Ainda que com poucos exemplos, hoje já começamos a perceber algumas marcas que tem tido a ousadia de entrar nessa difícil seara.
Falar de política é tão difícil quanto discutir aspectos raciais ou sociais no passado. Ou até mesmo tomar posição por times de futebol. Qualquer assunto polêmico demora para ser assimilado pelas práticas de mercado, e os primeiros esforços sempre surgem de forma pouco consistente. Basta lembrar das rejeições dos Corintianos à marca Parmalat, e de como a Brahma hoje consegue trabalhar de maneira consistente com diversos times.
Para discutir esse assunto, precisamos separar a maneira como as marcas podem fazer isso. E há duas maneiras bastante distintas: somente usando o fato como contexto para propagandas, ou de fato tomando uma posição política.
O Ben & Jerry´s se enquadra no primeiro caso. Este tipo de movimento não pode ser chamado de novo ou incomum. Acontece há muitos anos, e temos muitos exemplos deles no Brasil. Em uma reportagem recente (veja aqui ) a Exame listou algumas dessas iniciativas de marcas.
No melhor estilo “Isentão”, o vídeo viral da Ben & Jerry´s mostrou pessoas que se conhecem e se amam divergindo sobre o impeachment da Presidente, usando o contexto político apenas para passar a imagem já consolidada de “Paz e Amor” que acompanha a marca desde o seu lançamento nos anos 70, pelos hippies Ben Cohen e Jerry Greenfield. (Veja o vídeo aqui ).
Mas a marca em si não toma nenhuma posição política, bem diferente do que a marca Habib´s, que de maneira incisiva, mas meio atabalhoada, tomou posição a favor do impeachment e fez disso uma campanha tática no dia das manifestações do dia 13 de Março.

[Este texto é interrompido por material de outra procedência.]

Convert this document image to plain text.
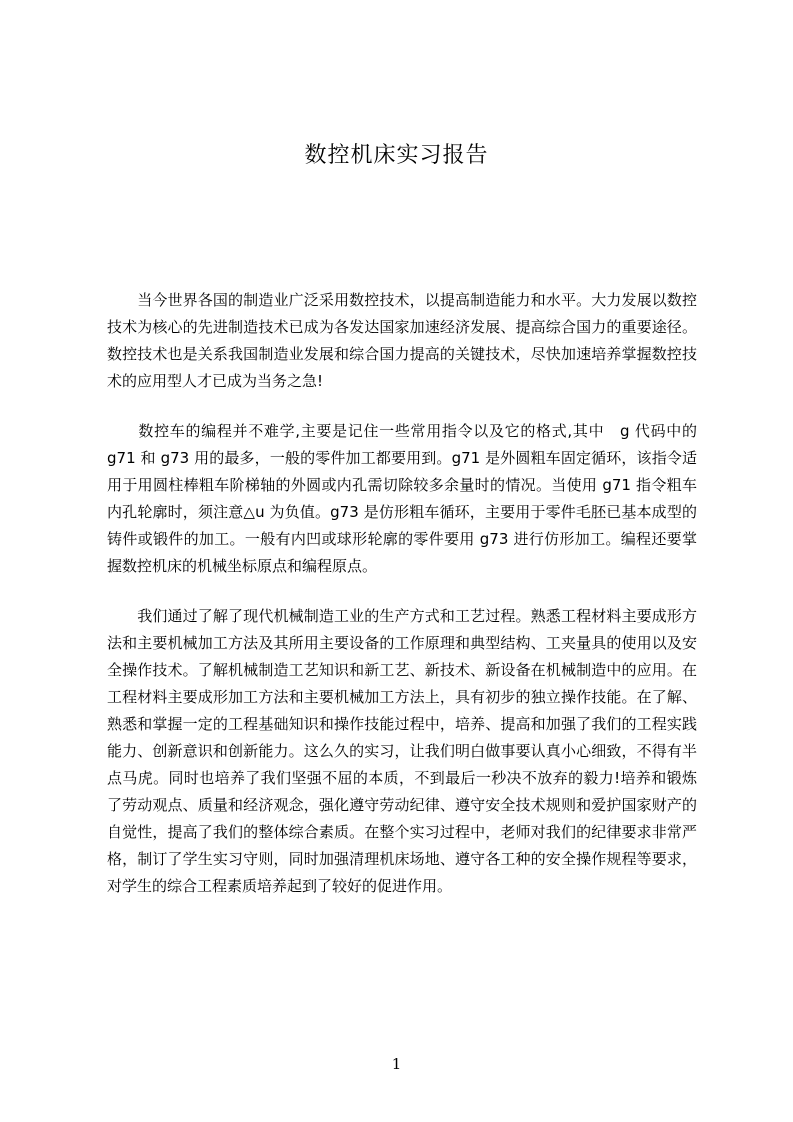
数控机床实习报告

　　当今世界各国的制造业广泛采用数控技术，以提高制造能力和水平。大力发展以数控技术为核心的先进制造技术已成为各发达国家加速经济发展、提高综合国力的重要途径。数控技术也是关系我国制造业发展和综合国力提高的关键技术，尽快加速培养掌握数控技术的应用型人才已成为当务之急!

　　数控车的编程并不难学,主要是记住一些常用指令以及它的格式,其中　g 代码中的 g71 和 g73 用的最多，一般的零件加工都要用到。g71 是外圆粗车固定循环，该指令适用于用圆柱棒粗车阶梯轴的外圆或内孔需切除较多余量时的情况。当使用 g71 指令粗车内孔轮廓时，须注意△u 为负值。g73 是仿形粗车循环，主要用于零件毛胚已基本成型的铸件或锻件的加工。一般有内凹或球形轮廓的零件要用 g73 进行仿形加工。编程还要掌握数控机床的机械坐标原点和编程原点。

　　我们通过了解了现代机械制造工业的生产方式和工艺过程。熟悉工程材料主要成形方法和主要机械加工方法及其所用主要设备的工作原理和典型结构、工夹量具的使用以及安全操作技术。了解机械制造工艺知识和新工艺、新技术、新设备在机械制造中的应用。在工程材料主要成形加工方法和主要机械加工方法上，具有初步的独立操作技能。在了解、熟悉和掌握一定的工程基础知识和操作技能过程中，培养、提高和加强了我们的工程实践能力、创新意识和创新能力。这么久的实习，让我们明白做事要认真小心细致，不得有半点马虎。同时也培养了我们坚强不屈的本质，不到最后一秒决不放弃的毅力!培养和锻炼了劳动观点、质量和经济观念，强化遵守劳动纪律、遵守安全技术规则和爱护国家财产的自觉性，提高了我们的整体综合素质。在整个实习过程中，老师对我们的纪律要求非常严格，制订了学生实习守则，同时加强清理机床场地、遵守各工种的安全操作规程等要求，对学生的综合工程素质培养起到了较好的促进作用。

1
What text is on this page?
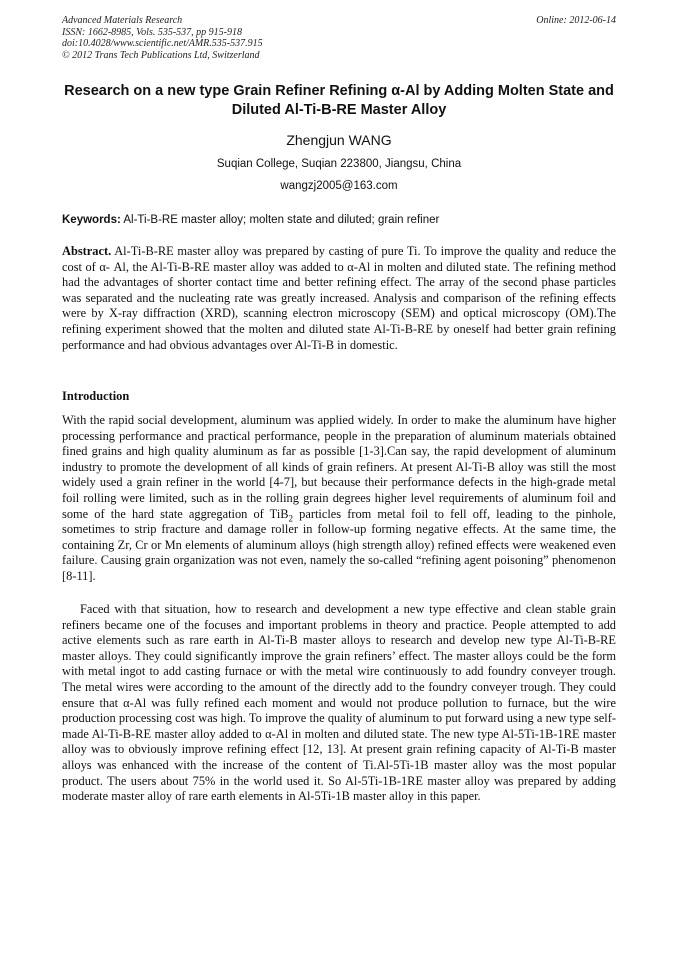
Advanced Materials Research
ISSN: 1662-8985, Vols. 535-537, pp 915-918
doi:10.4028/www.scientific.net/AMR.535-537.915
© 2012 Trans Tech Publications Ltd, Switzerland
Online: 2012-06-14
Research on a new type Grain Refiner Refining α-Al by Adding Molten State and Diluted Al-Ti-B-RE Master Alloy
Zhengjun WANG
Suqian College, Suqian 223800, Jiangsu, China
wangzj2005@163.com
Keywords: Al-Ti-B-RE master alloy; molten state and diluted; grain refiner

Abstract. Al-Ti-B-RE master alloy was prepared by casting of pure Ti. To improve the quality and reduce the cost of α- Al, the Al-Ti-B-RE master alloy was added to α-Al in molten and diluted state. The refining method had the advantages of shorter contact time and better refining effect. The array of the second phase particles was separated and the nucleating rate was greatly increased. Analysis and comparison of the refining effects were by X-ray diffraction (XRD), scanning electron microscopy (SEM) and optical microscopy (OM).The refining experiment showed that the molten and diluted state Al-Ti-B-RE by oneself had better grain refining performance and had obvious advantages over Al-Ti-B in domestic.

Introduction

With the rapid social development, aluminum was applied widely. In order to make the aluminum have higher processing performance and practical performance, people in the preparation of aluminum materials obtained fined grains and high quality aluminum as far as possible [1-3].Can say, the rapid development of aluminum industry to promote the development of all kinds of grain refiners. At present Al-Ti-B alloy was still the most widely used a grain refiner in the world [4-7], but because their performance defects in the high-grade metal foil rolling were limited, such as in the rolling grain degrees higher level requirements of aluminum foil and some of the hard state aggregation of TiB$_2$ particles from metal foil to fell off, leading to the pinhole, sometimes to strip fracture and damage roller in follow-up forming negative effects. At the same time, the containing Zr, Cr or Mn elements of aluminum alloys (high strength alloy) refined effects were weakened even failure. Causing grain organization was not even, namely the so-called “refining agent poisoning” phenomenon [8-11].

Faced with that situation, how to research and development a new type effective and clean stable grain refiners became one of the focuses and important problems in theory and practice. People attempted to add active elements such as rare earth in Al-Ti-B master alloys to research and develop new type Al-Ti-B-RE master alloys. They could significantly improve the grain refiners’ effect. The master alloys could be the form with metal ingot to add casting furnace or with the metal wire continuously to add foundry conveyer trough. The metal wires were according to the amount of the directly add to the foundry conveyer trough. They could ensure that α-Al was fully refined each moment and would not produce pollution to furnace, but the wire production processing cost was high. To improve the quality of aluminum to put forward using a new type self-made Al-Ti-B-RE master alloy added to α-Al in molten and diluted state. The new type Al-5Ti-1B-1RE master alloy was to obviously improve refining effect [12, 13]. At present grain refining capacity of Al-Ti-B master alloys was enhanced with the increase of the content of Ti.Al-5Ti-1B master alloy was the most popular product. The users about 75% in the world used it. So Al-5Ti-1B-1RE master alloy was prepared by adding moderate master alloy of rare earth elements in Al-5Ti-1B master alloy in this paper.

Essa atitude pode ser explicada pelas posições políticas de seu fundador, Antonio Alberto Saraiva. Muitos empresários possuem posições políticas claras, e inclusive participam, doam e apoiam governos, como o caso de Luiza Helena Trajano, do Magazine Luiza. No entanto, nenhum até agora havia resolvido usar uma posição política como mote de campanha da marca de sua empresa.
Ainda que incomum até aqui, não podemos dizer que o movimento do Habib´s não possa indicar uma tendência futura. No passado, as marcas raramente se envolviam em questões sociais, ambientais ou raciais. E quando o faziam causavam grande alvoroço e indignação. Mas os consumidores passaram a cobrar das marcas que tomem posições, e muitas delas passaram a defender certos posicionamentos.
Tomar posição social hoje é mais comum, mas não menos polêmico. Basta lembrar da repercussão que o caso do Boticário teve no último dia dos namorados, quando defendeu os relacionamentos homossexuais (veja opinião deste blog aqui ). Fruto de uma série de investidas por setores mais tradicionais da sociedade, o Boticário não arredou pé. Fez dele um valor de sua empresa e lidou com o ganho e perda de mercado que isso pode ocasionar.
Para o caso de posições políticas, podemos inferir que o Habib´s incorreu no mesmo risco. Ao tomar posição pro-impeachment, parte de seus consumidores deve ter se tornado mais simpático à marca. Outra parcela, pode ter deixado de consumir o produto. Mas no caso político ainda ocorre um elemento que não havia sido muito discutido no caso das posições sociais: a posição contrária de parte dos funcionários.
O Branding não é apenas um instrumento de comunicação. Ele deve refletir os valores da empresa para que seja bem sucedido. Para que uma posição seja tomada pela marca, os valores da empresa devem ser compartilhados por toda a organização e estar presentes no dia-a-dia da empresa nos comportamento de seus colaboradores. Neste caso, como fazer com funcionários que são a favor do governo Dilma?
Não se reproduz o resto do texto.